Juneteenth had long been commemorated in Texas, as it became a state holiday in 1980. In Fort Worth, more than 30,000 people celebrated Juneteenth in 1975 in Sycamore Park.

In 2016, Lee began her campaign for the national holiday with a symbolic walk to Washington, D.C. Lee was 89 at the time and crossed over 14 states and 1,400 miles. She relaunched the campaign in 2019, crossing over seven states until the next year when COVID-19 cut the trip short. On Juneteenth in 2020, Lee walked 2.5 miles from the Fort Worth Convention Center down Lancaster to the Will Rogers auditorium. The next year, she was in attendance when on June 21, 2021, President Joe Biden signed a federal bill that nationally recognized the holiday.

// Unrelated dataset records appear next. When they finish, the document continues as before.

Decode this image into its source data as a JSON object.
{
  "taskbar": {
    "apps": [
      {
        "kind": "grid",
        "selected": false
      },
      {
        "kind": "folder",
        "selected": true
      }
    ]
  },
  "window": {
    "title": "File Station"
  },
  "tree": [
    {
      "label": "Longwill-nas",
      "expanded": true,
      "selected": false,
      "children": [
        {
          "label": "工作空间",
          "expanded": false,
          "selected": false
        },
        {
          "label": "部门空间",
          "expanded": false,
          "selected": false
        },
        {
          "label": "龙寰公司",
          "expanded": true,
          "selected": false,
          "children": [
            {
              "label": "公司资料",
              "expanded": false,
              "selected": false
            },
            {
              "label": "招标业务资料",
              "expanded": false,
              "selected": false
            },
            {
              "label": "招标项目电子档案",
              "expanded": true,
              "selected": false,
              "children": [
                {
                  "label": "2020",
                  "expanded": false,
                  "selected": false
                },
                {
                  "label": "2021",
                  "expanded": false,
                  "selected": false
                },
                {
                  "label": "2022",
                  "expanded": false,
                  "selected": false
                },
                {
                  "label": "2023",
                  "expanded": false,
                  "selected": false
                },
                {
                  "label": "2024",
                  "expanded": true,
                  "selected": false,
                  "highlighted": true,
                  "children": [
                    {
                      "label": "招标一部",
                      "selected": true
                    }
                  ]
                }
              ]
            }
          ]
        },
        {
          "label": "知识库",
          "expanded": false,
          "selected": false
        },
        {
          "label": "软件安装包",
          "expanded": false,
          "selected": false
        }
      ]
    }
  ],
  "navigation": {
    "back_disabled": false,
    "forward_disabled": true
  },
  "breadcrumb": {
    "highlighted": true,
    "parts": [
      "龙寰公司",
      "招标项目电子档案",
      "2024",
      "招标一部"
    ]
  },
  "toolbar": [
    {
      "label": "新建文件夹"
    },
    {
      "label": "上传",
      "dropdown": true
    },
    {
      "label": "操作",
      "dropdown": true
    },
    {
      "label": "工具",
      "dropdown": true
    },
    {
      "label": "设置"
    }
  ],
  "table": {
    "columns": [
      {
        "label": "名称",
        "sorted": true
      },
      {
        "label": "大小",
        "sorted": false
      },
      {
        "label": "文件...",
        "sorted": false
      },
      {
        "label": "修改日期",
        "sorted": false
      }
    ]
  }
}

The walk is 2.5 miles to symbolize the two and a half years it took for slaves in Texas to realize they had been freed.

To help fund the planned National Juneteenth Museum, $6.19 from every registration will go to the museum’s fundraising campaign and to fund programs at Unity Unlimited. Unity Unlimited is a nonprofit organization started in 2000 by Sims to build programming for young people to work together and help confront and defy racial stereotyping for youth, Sims says.

The museum will be a beacon of education around the story of emancipation and what freedom can be, including financial freedom and freedom to receive adequate healthcare and more, Sims says.

“The National Juneteenth Museum is a great benefit, not just for the local community but the nation,” Sims said. “So we’re hoping to make sure that we are a part of that history and that legacy of getting the museum built.”

To register for the walk go to opalswalk.com.